Biblija

 

Ezechiël 27

Studija

   

1 Wijders geschiedde des HEEREN woord tot mij, zeggende:

2 Gij dan, mensenkind! hef een klaaglied op over Tyrus;

3 En zeg tot Tyrus, die daar woont aan de ingangen der zee, handelende met de volken in vele eilanden: Zo zegt de Heere Heere: O Tyrus! gij zegt: Ik ben volmaakt in schoonheid.

4 Uw landpalen zijn in het hart der zeeen; uw bouwers hebben uw schoonheid volkomen gemaakt.

5 Zij hebben al uw denningen uit dennebomen van Senir gebouwd; zij hebben cederen van den Libanon gehaald, om masten voor u te maken.

6 Zij hebben uw riemen uit eiken van Basan gemaakt; uw berderen hebben zij gemaakt uw welbetreden elpenbeen, uit de eilanden der Chittieten.

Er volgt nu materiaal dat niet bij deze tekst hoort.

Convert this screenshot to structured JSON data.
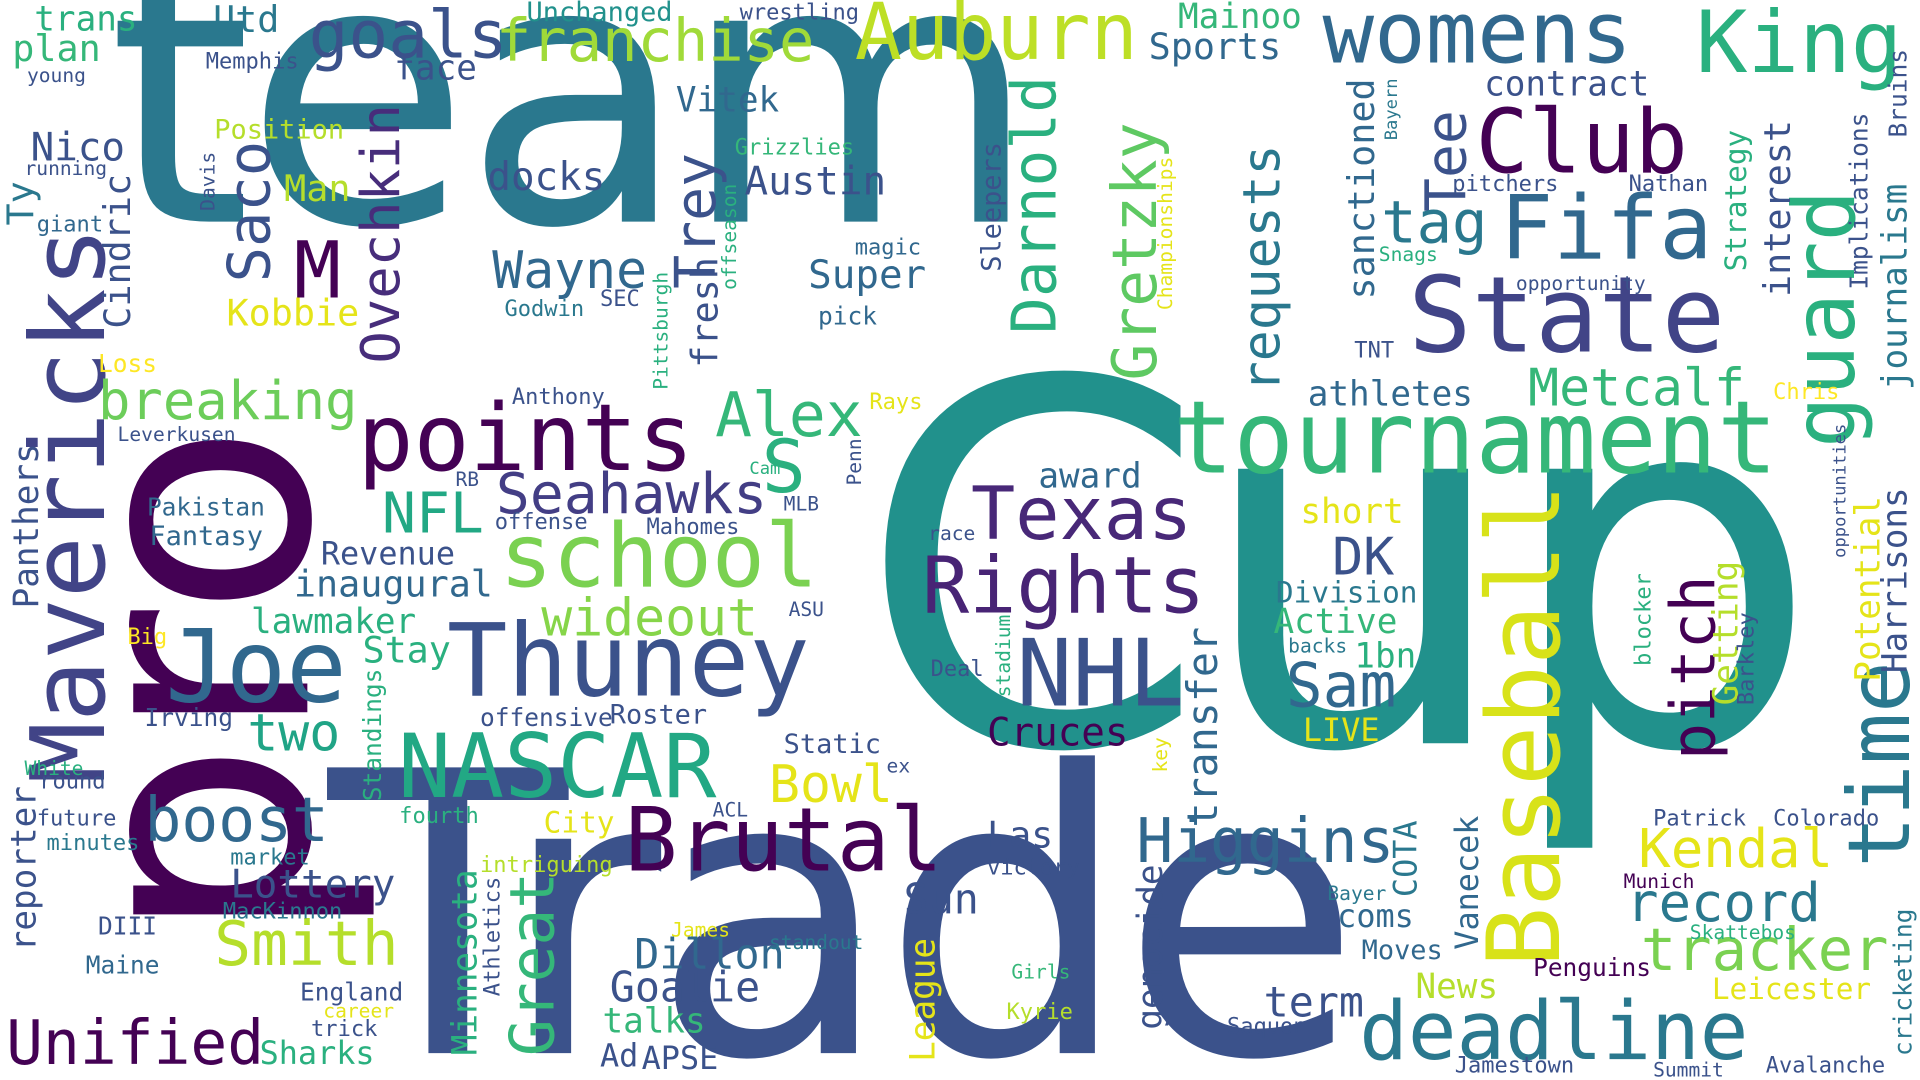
{
  "palette": {
    "dark_purple": "#440154",
    "indigo": "#3b528b",
    "blue": "#31688e",
    "teal": "#21918c",
    "sea": "#2ab07f",
    "green": "#5ec962",
    "lime": "#b5de2b",
    "yellow": "#fde725"
  },
  "words": [
    {
      "text": "team",
      "color": "#2a788e"
    },
    {
      "text": "Cup",
      "color": "#21918c"
    },
    {
      "text": "Trade",
      "color": "#3b528b"
    },
    {
      "text": "pro",
      "color": "#440154"
    },
    {
      "text": "Mavericks",
      "color": "#414487"
    },
    {
      "text": "tournament",
      "color": "#35b779"
    },
    {
      "text": "womens",
      "color": "#31688e"
    },
    {
      "text": "State",
      "color": "#414487"
    },
    {
      "text": "Fifa",
      "color": "#31688e"
    },
    {
      "text": "Club",
      "color": "#440154"
    },
    {
      "text": "King",
      "color": "#2ab07f"
    },
    {
      "text": "guard",
      "color": "#2ab07f"
    },
    {
      "text": "time",
      "color": "#2a788e"
    },
    {
      "text": "Baseball",
      "color": "#d8e219"
    },
    {
      "text": "tracker",
      "color": "#7ad151"
    },
    {
      "text": "deadline",
      "color": "#2a788e"
    },
    {
      "text": "Thuney",
      "color": "#3b528b"
    },
    {
      "text": "Joe",
      "color": "#31688e"
    },
    {
      "text": "NASCAR",
      "color": "#22a884"
    },
    {
      "text": "Brutal",
      "color": "#440154"
    },
    {
      "text": "school",
      "color": "#7ad151"
    },
    {
      "text": "Rights",
      "color": "#482475"
    },
    {
      "text": "Texas",
      "color": "#482878"
    },
    {
      "text": "NHL",
      "color": "#3b528b"
    },
    {
      "text": "points",
      "color": "#440154"
    },
    {
      "text": "franchise",
      "color": "#a0da39"
    },
    {
      "text": "Auburn",
      "color": "#bddf26"
    },
    {
      "text": "goals",
      "color": "#3b528b"
    },
    {
      "text": "Unified",
      "color": "#440154"
    },
    {
      "text": "Smith",
      "color": "#b5de2b"
    },
    {
      "text": "boost",
      "color": "#31688e"
    },
    {
      "text": "breaking",
      "color": "#6ccd5a"
    },
    {
      "text": "Seahawks",
      "color": "#433e85"
    },
    {
      "text": "wideout",
      "color": "#86d549"
    },
    {
      "text": "Higgins",
      "color": "#31688e"
    },
    {
      "text": "Kendal",
      "color": "#e5e419"
    },
    {
      "text": "record",
      "color": "#2a788e"
    },
    {
      "text": "Alex",
      "color": "#35b779"
    },
    {
      "text": "Metcalf",
      "color": "#35b779"
    },
    {
      "text": "Wayne",
      "color": "#31688e"
    },
    {
      "text": "Sam",
      "color": "#31688e"
    },
    {
      "text": "pitch",
      "color": "#440154"
    },
    {
      "text": "Great",
      "color": "#35b779"
    },
    {
      "text": "Darnold",
      "color": "#2ab07f"
    },
    {
      "text": "Gretzky",
      "color": "#5ec962"
    },
    {
      "text": "Ovechkin",
      "color": "#472d7b"
    },
    {
      "text": "Saco",
      "color": "#3b528b"
    },
    {
      "text": "Trey",
      "color": "#3b528b"
    },
    {
      "text": "Tee",
      "color": "#3b528b"
    },
    {
      "text": "tag",
      "color": "#2a788e"
    },
    {
      "text": "DK",
      "color": "#3b528b"
    },
    {
      "text": "Bowl",
      "color": "#e5e419"
    },
    {
      "text": "NFL",
      "color": "#22a884"
    },
    {
      "text": "Dillon",
      "color": "#31688e"
    },
    {
      "text": "Goalie",
      "color": "#3b528b"
    },
    {
      "text": "term",
      "color": "#3b528b"
    },
    {
      "text": "two",
      "color": "#20a486"
    },
    {
      "text": "Lottery",
      "color": "#3b528b"
    },
    {
      "text": "Sun",
      "color": "#3b528b"
    },
    {
      "text": "Cruces",
      "color": "#440154"
    },
    {
      "text": "Las",
      "color": "#3b528b"
    },
    {
      "text": "Austin",
      "color": "#3b528b"
    },
    {
      "text": "Super",
      "color": "#31688e"
    },
    {
      "text": "docks",
      "color": "#3b528b"
    },
    {
      "text": "Nico",
      "color": "#3b528b"
    },
    {
      "text": "Kobbie",
      "color": "#e5e419"
    },
    {
      "text": "Man",
      "color": "#b5de2b"
    },
    {
      "text": "M",
      "color": "#440154"
    },
    {
      "text": "S",
      "color": "#2ab07f"
    },
    {
      "text": "transfer",
      "color": "#31688e"
    },
    {
      "text": "requests",
      "color": "#2a788e"
    },
    {
      "text": "sanctioned",
      "color": "#31688e"
    },
    {
      "text": "interest",
      "color": "#3b528b"
    },
    {
      "text": "contract",
      "color": "#3b528b"
    },
    {
      "text": "Sports",
      "color": "#31688e"
    },
    {
      "text": "Mainoo",
      "color": "#35b779"
    },
    {
      "text": "Utd",
      "color": "#2a788e"
    },
    {
      "text": "trans",
      "color": "#2ab07f"
    },
    {
      "text": "plan",
      "color": "#35b779"
    },
    {
      "text": "face",
      "color": "#3b528b"
    },
    {
      "text": "Vitek",
      "color": "#31688e"
    },
    {
      "text": "Position",
      "color": "#b5de2b"
    },
    {
      "text": "Cindric",
      "color": "#3b528b"
    },
    {
      "text": "Ty",
      "color": "#2a788e"
    },
    {
      "text": "giant",
      "color": "#31688e"
    },
    {
      "text": "running",
      "color": "#3b528b"
    },
    {
      "text": "young",
      "color": "#3b528b"
    },
    {
      "text": "Memphis",
      "color": "#3b528b"
    },
    {
      "text": "Unchanged",
      "color": "#21918c"
    },
    {
      "text": "wrestling",
      "color": "#3b528b"
    },
    {
      "text": "Panthers",
      "color": "#3b528b"
    },
    {
      "text": "reporter",
      "color": "#3b528b"
    },
    {
      "text": "Pakistan",
      "color": "#31688e"
    },
    {
      "text": "Fantasy",
      "color": "#31688e"
    },
    {
      "text": "Revenue",
      "color": "#3b528b"
    },
    {
      "text": "inaugural",
      "color": "#31688e"
    },
    {
      "text": "lawmaker",
      "color": "#2ab07f"
    },
    {
      "text": "Stay",
      "color": "#2ab07f"
    },
    {
      "text": "Leverkusen",
      "color": "#3b528b"
    },
    {
      "text": "Loss",
      "color": "#fde725"
    },
    {
      "text": "Anthony",
      "color": "#3b528b"
    },
    {
      "text": "athletes",
      "color": "#31688e"
    },
    {
      "text": "award",
      "color": "#31688e"
    },
    {
      "text": "short",
      "color": "#e5e419"
    },
    {
      "text": "Division",
      "color": "#2a788e"
    },
    {
      "text": "Active",
      "color": "#35b779"
    },
    {
      "text": "1bn",
      "color": "#2ab07f"
    },
    {
      "text": "LIVE",
      "color": "#e5e419"
    },
    {
      "text": "backs",
      "color": "#2a788e"
    },
    {
      "text": "Potential",
      "color": "#e5e419"
    },
    {
      "text": "Getting",
      "color": "#b5de2b"
    },
    {
      "text": "Harrisons",
      "color": "#3b528b"
    },
    {
      "text": "journalism",
      "color": "#2a788e"
    },
    {
      "text": "cricketing",
      "color": "#2a788e"
    },
    {
      "text": "Implications",
      "color": "#3b528b"
    },
    {
      "text": "Bruins",
      "color": "#3b528b"
    },
    {
      "text": "Strategy",
      "color": "#2ab07f"
    },
    {
      "text": "opportunity",
      "color": "#3b528b"
    },
    {
      "text": "pitchers",
      "color": "#3b528b"
    },
    {
      "text": "Nathan",
      "color": "#3b528b"
    },
    {
      "text": "Snags",
      "color": "#2ab07f"
    },
    {
      "text": "Bayern",
      "color": "#2a788e"
    },
    {
      "text": "Sleepers",
      "color": "#3b528b"
    },
    {
      "text": "magic",
      "color": "#31688e"
    },
    {
      "text": "pick",
      "color": "#31688e"
    },
    {
      "text": "Godwin",
      "color": "#2a788e"
    },
    {
      "text": "SEC",
      "color": "#3b528b"
    },
    {
      "text": "Grizzlies",
      "color": "#35b779"
    },
    {
      "text": "fresh",
      "color": "#3b528b"
    },
    {
      "text": "offseason",
      "color": "#2ab07f"
    },
    {
      "text": "Pittsburgh",
      "color": "#2ab07f"
    },
    {
      "text": "Championships",
      "color": "#e5e419"
    },
    {
      "text": "TNT",
      "color": "#3b528b"
    },
    {
      "text": "Chris",
      "color": "#fde725"
    },
    {
      "text": "opportunities",
      "color": "#3b528b"
    },
    {
      "text": "Rays",
      "color": "#e5e419"
    },
    {
      "text": "Penn",
      "color": "#3b528b"
    },
    {
      "text": "Cam",
      "color": "#2ab07f"
    },
    {
      "text": "RB",
      "color": "#3b528b"
    },
    {
      "text": "offense",
      "color": "#3b528b"
    },
    {
      "text": "MLB",
      "color": "#3b528b"
    },
    {
      "text": "Mahomes",
      "color": "#3b528b"
    },
    {
      "text": "race",
      "color": "#3b528b"
    },
    {
      "text": "ASU",
      "color": "#3b528b"
    },
    {
      "text": "Big",
      "color": "#fde725"
    },
    {
      "text": "Irving",
      "color": "#3b528b"
    },
    {
      "text": "offensive",
      "color": "#3b528b"
    },
    {
      "text": "Roster",
      "color": "#3b528b"
    },
    {
      "text": "Standings",
      "color": "#2ab07f"
    },
    {
      "text": "Deal",
      "color": "#3b528b"
    },
    {
      "text": "stadium",
      "color": "#2ab07f"
    },
    {
      "text": "Static",
      "color": "#3b528b"
    },
    {
      "text": "ex",
      "color": "#3b528b"
    },
    {
      "text": "key",
      "color": "#e5e419"
    },
    {
      "text": "blocker",
      "color": "#2ab07f"
    },
    {
      "text": "Barkley",
      "color": "#3b528b"
    },
    {
      "text": "White",
      "color": "#2ab07f"
    },
    {
      "text": "round",
      "color": "#3b528b"
    },
    {
      "text": "future",
      "color": "#3b528b"
    },
    {
      "text": "minutes",
      "color": "#2a788e"
    },
    {
      "text": "fourth",
      "color": "#2ab07f"
    },
    {
      "text": "City",
      "color": "#e5e419"
    },
    {
      "text": "ACL",
      "color": "#3b528b"
    },
    {
      "text": "market",
      "color": "#2a788e"
    },
    {
      "text": "MacKinnon",
      "color": "#2a788e"
    },
    {
      "text": "intriguing",
      "color": "#b5de2b"
    },
    {
      "text": "victory",
      "color": "#3b528b"
    },
    {
      "text": "Patrick",
      "color": "#3b528b"
    },
    {
      "text": "Colorado",
      "color": "#3b528b"
    },
    {
      "text": "Munich",
      "color": "#440154"
    },
    {
      "text": "Bayer",
      "color": "#2a788e"
    },
    {
      "text": "COTA",
      "color": "#2a788e"
    },
    {
      "text": "Vanecek",
      "color": "#31688e"
    },
    {
      "text": "Minnesota",
      "color": "#2ab07f"
    },
    {
      "text": "Athletics",
      "color": "#3b528b"
    },
    {
      "text": "League",
      "color": "#e5e419"
    },
    {
      "text": "genocide",
      "color": "#3b528b"
    },
    {
      "text": "coms",
      "color": "#31688e"
    },
    {
      "text": "Moves",
      "color": "#31688e"
    },
    {
      "text": "News",
      "color": "#b5de2b"
    },
    {
      "text": "Leicester",
      "color": "#e5e419"
    },
    {
      "text": "Penguins",
      "color": "#440154"
    },
    {
      "text": "Skattebos",
      "color": "#2ab07f"
    },
    {
      "text": "DIII",
      "color": "#3b528b"
    },
    {
      "text": "Maine",
      "color": "#31688e"
    },
    {
      "text": "England",
      "color": "#3b528b"
    },
    {
      "text": "career",
      "color": "#e5e419"
    },
    {
      "text": "trick",
      "color": "#3b528b"
    },
    {
      "text": "Sharks",
      "color": "#2ab07f"
    },
    {
      "text": "James",
      "color": "#e5e419"
    },
    {
      "text": "standout",
      "color": "#2a788e"
    },
    {
      "text": "Girls",
      "color": "#35b779"
    },
    {
      "text": "Kyrie",
      "color": "#b5de2b"
    },
    {
      "text": "talks",
      "color": "#35b779"
    },
    {
      "text": "Ad",
      "color": "#3b528b"
    },
    {
      "text": "APSE",
      "color": "#3b528b"
    },
    {
      "text": "Saquon",
      "color": "#3b528b"
    },
    {
      "text": "Jamestown",
      "color": "#3b528b"
    },
    {
      "text": "Summit",
      "color": "#3b528b"
    },
    {
      "text": "Avalanche",
      "color": "#3b528b"
    },
    {
      "text": "Davis",
      "color": "#3b528b"
    }
  ]
}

7 Fijn linnen met stiksel uit Egypte was uw uitbreidsel, dat het u tot een zeil ware; hemelsblauw en purper, uit de eilanden van Elisa, was uw deksel.

8 De inwoners van Sidon en Arvad waren uw roeiers; uw wijzen, o Tyrus! die in u waren, die waren uw schippers.

9 De oudsten van Gebal en haar wijzen waren in u, verbeterende uw breuken; alle schepen der zee en haar zeelieden waren in u, om onderlingen handel met u te drijven.

10 Perzen, en Lydiers, en Puteers waren in uw heir, uw krijgslieden; schild en helm hingen zij in u op, die maakten uw sieraad.

11 De kinderen van Arvad en uw heir waren rondom op uw muren, en de Gammadieten waren op uw torens; hun schilden hingen zij rondom aan uw muren; die maakten uw schoonheid volkomen.

12 Tarsis dreef koophandel met u vanwege de veelheid van allerlei goed; met zilver, ijzer, tin, en lood handelden zij op uw markten.

13 Javan, Tubal en Mesech waren uw kooplieden; met mensenzielen en koperen vaten dreven zij onderlingen handel met u.

14 Uit het huis van Togarma leverden zij paarden, en ruiteren, en muilezels op uw markten.

15 De kinderen van Dedan waren uw kooplieden; vele eilanden waren de koophandel uwer hand; hoornen van elpenbeen en ebbenhout gaven zij u weder tot een verering.

16 Syrie dreef koophandel met u, vanwege de veelheid uwer werken; met smaragden, purper, en gestikt werk, en zijde, en Ramoth, en Cadkod, handelden zij op uw markten.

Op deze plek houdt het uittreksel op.